The most famous law graduate of Salamanca at this time was Bartolomé de Las Casas, another Spanish Dominican who defended the dignity of the Indians before the pope and emperor and published extensive works documenting his compatriots’ genocidal crimes against the indigenous population of the New World.
It is very likely that de Las Casas and de Vitoria were familiar with Paweł Włodkowic’s treatises, which were widely disseminated across Renaissance Europe, although they did not explicitly refer to him him. Indeed, de Vitoria’s concepts are very similar to Włodkowic’s.
Ludwik Ehrlich, a Polish legal scholar who devoted years of study to Włodkowic, has noted that his views were more progressive than those of his Spanish successors in that de Vitoria allowed for the violent overthrow of a pagan ruler, which Włodkowic had categorically rejected.
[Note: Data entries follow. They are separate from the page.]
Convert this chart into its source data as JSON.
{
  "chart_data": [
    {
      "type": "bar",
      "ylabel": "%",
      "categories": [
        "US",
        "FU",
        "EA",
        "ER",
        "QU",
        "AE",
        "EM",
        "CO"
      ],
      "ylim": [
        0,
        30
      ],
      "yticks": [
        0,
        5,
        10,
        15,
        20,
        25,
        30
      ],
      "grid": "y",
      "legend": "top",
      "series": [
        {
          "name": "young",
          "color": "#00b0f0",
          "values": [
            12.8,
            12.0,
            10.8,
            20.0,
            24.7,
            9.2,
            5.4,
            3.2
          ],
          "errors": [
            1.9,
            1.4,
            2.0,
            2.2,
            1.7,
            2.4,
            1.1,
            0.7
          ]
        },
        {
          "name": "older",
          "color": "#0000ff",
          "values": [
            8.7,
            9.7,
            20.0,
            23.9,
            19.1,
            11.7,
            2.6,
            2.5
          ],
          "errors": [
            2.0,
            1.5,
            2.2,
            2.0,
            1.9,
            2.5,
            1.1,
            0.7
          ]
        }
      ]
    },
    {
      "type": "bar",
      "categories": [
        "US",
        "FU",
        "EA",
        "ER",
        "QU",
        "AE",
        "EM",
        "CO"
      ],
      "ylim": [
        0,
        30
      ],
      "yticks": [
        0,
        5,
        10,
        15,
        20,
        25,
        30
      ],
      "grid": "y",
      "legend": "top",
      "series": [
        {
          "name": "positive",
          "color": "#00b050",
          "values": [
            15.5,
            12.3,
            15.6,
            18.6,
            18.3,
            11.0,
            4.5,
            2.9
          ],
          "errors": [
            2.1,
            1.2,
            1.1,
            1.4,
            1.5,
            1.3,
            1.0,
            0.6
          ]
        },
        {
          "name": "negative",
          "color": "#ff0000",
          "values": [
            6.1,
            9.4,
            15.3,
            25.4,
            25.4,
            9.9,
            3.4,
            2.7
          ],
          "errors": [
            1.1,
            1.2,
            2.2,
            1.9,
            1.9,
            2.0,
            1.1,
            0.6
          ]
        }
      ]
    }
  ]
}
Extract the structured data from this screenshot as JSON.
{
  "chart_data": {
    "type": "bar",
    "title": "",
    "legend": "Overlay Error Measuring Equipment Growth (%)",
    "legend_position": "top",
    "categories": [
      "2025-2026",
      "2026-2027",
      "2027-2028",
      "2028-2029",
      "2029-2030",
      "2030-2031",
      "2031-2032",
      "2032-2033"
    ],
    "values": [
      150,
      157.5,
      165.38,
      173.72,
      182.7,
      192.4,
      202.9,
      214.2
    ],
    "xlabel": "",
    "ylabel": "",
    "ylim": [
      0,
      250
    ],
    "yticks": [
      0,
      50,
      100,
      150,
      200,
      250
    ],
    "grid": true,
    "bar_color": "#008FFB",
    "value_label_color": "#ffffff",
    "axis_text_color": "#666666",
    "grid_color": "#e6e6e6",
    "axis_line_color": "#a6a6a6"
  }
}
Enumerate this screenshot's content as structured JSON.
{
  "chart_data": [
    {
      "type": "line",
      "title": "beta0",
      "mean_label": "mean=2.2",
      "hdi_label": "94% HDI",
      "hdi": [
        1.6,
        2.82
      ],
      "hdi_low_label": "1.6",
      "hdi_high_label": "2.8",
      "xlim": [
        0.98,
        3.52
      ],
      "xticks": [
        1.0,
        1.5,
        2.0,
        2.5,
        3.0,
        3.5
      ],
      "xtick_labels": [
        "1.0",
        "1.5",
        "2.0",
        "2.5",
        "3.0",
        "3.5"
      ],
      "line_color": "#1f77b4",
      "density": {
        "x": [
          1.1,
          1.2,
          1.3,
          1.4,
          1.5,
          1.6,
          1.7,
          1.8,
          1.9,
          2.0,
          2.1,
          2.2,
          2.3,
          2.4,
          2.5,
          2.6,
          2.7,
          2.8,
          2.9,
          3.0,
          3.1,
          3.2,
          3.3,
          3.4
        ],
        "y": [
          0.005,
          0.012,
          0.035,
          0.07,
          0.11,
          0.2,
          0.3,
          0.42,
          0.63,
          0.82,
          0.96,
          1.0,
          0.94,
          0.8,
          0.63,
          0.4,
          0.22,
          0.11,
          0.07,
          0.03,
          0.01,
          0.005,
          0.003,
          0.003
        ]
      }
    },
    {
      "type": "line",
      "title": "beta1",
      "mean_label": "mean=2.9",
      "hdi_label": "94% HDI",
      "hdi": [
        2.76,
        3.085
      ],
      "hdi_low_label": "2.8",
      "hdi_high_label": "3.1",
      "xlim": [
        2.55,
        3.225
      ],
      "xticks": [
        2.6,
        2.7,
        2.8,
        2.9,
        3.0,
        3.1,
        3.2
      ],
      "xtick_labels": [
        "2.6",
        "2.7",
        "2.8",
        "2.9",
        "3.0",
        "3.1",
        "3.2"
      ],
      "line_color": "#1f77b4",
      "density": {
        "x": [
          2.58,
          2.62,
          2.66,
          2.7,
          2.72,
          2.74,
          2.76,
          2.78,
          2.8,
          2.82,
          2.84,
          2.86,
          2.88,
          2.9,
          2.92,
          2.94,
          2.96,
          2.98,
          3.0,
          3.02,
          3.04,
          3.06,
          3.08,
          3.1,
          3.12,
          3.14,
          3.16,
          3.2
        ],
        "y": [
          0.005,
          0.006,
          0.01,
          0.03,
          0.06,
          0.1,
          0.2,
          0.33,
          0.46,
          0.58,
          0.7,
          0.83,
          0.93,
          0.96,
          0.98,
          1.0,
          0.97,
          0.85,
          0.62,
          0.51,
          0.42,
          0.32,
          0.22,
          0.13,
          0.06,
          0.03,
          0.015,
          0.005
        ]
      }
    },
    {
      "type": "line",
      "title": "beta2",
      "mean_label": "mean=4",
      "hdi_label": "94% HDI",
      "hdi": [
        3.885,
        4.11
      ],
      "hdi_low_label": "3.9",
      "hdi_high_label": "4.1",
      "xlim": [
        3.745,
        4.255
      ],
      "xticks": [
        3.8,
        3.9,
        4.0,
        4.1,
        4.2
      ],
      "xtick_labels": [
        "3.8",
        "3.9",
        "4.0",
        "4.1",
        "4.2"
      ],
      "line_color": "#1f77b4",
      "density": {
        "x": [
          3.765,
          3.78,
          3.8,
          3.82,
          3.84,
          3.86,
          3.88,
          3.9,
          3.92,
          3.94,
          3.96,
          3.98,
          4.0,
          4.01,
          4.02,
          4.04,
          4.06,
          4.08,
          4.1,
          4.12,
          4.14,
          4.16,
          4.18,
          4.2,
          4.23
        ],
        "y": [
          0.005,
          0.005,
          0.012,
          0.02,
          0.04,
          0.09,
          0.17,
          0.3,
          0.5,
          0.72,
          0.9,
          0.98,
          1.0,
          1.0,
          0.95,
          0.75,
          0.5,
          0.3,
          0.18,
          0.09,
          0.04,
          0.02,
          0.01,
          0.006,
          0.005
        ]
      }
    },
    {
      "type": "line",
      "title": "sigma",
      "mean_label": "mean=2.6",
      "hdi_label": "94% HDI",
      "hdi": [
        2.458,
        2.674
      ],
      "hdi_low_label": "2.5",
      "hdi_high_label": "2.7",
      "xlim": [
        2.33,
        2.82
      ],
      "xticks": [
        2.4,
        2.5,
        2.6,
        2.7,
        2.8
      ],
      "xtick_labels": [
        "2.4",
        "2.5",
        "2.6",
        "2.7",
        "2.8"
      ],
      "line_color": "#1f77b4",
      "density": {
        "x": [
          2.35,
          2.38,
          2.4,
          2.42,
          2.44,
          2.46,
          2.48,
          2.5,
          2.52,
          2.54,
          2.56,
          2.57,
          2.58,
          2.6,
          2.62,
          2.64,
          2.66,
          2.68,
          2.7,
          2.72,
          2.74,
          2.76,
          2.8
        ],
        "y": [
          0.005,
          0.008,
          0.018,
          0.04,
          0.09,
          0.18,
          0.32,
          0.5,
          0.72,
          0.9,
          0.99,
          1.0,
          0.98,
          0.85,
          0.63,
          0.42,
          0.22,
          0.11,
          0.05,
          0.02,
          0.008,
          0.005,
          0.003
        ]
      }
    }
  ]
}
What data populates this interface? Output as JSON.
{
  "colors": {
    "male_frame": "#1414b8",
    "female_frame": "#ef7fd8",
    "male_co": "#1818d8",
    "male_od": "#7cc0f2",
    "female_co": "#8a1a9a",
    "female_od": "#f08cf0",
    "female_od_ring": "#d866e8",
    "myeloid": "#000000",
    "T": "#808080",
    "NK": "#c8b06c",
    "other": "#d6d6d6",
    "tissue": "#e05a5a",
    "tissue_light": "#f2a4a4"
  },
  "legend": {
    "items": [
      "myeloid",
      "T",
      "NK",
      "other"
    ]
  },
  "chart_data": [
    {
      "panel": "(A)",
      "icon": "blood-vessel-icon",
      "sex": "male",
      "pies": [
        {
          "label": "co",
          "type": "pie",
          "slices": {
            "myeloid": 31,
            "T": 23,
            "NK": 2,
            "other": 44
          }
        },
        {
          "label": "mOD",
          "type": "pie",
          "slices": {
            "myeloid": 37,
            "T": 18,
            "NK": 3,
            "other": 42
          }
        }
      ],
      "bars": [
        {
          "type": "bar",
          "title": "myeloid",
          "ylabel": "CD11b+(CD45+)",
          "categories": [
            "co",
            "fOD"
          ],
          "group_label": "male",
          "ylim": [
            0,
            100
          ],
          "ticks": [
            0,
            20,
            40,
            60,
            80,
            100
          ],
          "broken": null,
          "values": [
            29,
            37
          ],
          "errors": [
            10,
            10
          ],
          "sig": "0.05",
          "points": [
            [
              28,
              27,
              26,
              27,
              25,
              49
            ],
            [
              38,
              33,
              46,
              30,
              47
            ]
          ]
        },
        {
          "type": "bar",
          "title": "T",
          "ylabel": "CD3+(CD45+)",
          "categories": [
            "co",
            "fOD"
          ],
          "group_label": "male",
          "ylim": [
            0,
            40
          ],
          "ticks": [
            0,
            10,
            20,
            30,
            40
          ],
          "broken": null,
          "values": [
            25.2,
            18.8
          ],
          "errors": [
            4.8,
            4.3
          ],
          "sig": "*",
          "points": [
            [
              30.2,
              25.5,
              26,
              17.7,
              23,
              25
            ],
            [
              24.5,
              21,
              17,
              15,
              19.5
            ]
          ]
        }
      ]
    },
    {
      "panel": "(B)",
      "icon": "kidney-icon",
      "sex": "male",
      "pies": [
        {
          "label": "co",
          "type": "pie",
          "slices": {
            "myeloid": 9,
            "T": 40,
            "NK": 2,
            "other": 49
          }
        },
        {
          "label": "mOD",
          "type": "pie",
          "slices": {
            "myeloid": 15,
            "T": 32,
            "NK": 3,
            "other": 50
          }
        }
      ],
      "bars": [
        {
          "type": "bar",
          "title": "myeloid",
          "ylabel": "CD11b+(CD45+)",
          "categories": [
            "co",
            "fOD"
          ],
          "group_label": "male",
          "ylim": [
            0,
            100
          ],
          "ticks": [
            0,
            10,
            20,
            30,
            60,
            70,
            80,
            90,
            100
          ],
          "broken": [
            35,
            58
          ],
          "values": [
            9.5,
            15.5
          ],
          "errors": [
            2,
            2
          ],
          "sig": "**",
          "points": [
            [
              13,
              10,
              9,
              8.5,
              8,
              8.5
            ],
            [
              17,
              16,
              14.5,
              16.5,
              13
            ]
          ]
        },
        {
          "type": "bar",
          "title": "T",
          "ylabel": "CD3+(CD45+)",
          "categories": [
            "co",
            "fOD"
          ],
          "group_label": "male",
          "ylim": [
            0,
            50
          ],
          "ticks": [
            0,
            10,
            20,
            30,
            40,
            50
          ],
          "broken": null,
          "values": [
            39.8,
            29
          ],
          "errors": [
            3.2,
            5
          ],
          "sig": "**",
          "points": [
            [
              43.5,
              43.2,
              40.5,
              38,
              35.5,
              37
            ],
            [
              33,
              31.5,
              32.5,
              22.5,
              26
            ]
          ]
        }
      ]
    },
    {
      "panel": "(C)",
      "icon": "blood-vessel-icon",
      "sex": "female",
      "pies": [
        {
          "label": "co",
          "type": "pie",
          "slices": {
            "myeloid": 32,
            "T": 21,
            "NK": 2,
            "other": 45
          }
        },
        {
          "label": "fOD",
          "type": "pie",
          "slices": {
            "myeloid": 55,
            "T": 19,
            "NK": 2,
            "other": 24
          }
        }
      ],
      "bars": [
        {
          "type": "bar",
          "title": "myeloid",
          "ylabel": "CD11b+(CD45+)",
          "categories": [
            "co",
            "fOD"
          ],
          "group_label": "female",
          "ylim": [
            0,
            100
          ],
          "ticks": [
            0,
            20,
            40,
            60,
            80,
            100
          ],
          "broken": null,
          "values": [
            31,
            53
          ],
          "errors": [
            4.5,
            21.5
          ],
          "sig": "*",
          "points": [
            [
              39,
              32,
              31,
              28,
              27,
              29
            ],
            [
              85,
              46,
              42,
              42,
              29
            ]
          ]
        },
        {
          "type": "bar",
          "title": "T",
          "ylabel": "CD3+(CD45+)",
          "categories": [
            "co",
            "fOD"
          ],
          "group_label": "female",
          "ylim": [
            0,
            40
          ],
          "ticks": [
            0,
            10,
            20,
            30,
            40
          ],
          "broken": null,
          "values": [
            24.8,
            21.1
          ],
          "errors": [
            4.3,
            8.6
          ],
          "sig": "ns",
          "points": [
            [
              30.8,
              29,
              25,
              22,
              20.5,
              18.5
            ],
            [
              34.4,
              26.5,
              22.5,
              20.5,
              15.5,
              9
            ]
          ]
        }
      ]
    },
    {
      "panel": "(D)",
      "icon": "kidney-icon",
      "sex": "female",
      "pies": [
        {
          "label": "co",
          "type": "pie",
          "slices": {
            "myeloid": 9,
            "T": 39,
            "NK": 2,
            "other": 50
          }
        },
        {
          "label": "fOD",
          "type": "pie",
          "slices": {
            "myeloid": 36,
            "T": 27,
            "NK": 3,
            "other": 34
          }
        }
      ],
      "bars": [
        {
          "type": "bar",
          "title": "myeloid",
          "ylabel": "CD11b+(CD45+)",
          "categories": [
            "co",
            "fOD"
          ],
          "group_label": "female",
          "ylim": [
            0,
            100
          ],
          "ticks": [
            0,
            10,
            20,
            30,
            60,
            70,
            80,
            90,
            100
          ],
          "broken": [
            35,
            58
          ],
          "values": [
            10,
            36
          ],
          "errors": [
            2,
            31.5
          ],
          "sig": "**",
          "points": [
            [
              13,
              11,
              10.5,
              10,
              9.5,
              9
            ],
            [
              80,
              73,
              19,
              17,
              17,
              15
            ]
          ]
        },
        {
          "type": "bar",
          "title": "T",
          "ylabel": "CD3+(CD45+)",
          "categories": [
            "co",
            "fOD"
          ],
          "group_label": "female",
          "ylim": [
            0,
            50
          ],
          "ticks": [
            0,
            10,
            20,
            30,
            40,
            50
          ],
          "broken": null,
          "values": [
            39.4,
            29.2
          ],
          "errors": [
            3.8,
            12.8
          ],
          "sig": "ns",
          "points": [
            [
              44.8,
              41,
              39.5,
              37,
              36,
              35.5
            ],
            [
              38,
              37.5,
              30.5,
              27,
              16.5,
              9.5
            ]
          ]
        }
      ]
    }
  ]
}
In his approach to interreligious dialogue and peace, Pope John Paul II was strongly influenced by Włodkowic long before becoming pope and publicly referenced him twice during his pontificate: during his visit to Auschwitz-Birkenau in 1979 and in the United Nations in 1995. At the former death camp, the pope said:
Where force is stronger than love, Włodkowic writes, one defends one’s own interest, not that of Jesus Christ, which leads to violations of God’s law. The law condemns those who attack those who wish to live in peace; both the natural law, which proclaims: ‘Do unto others what you yourself desire!’ and God’s law, which condemns all forms of plunder with the commandment: ‘Thou shalt not steal!’ and all forms of violence with the commandment: ‘Thou shalt not kill!’
Despite the Polish pope’s indebtedness to Włodkowic, the medieval scholar remains relatively little-known in present-day Poland. There is a private college named after him in Płock, while since 2006 Poland’s ombudsman presents the annual Paweł Włodkowic Award for the defence of human rights.
However, Włodkowic is underappreciated in today’s Poland. While he is referenced, often in passing, in most Polish high school history textbooks, it is telling that there is not a single monument to him across Poland.At the Jagiellonian University, where Włodkowic was once rector, there is not even a plaque commemorating him. In public debate, Polish scholars, politicians, clergymen, or lawyers seldom quote him.
Paweł Włodkowic’s courageous and innovative defence of the rights of all peoples deserves international recognition. Sadly, his legacy has largely faded into oblivion, and this cannot be remedied until Poles themselves discover and celebrate it.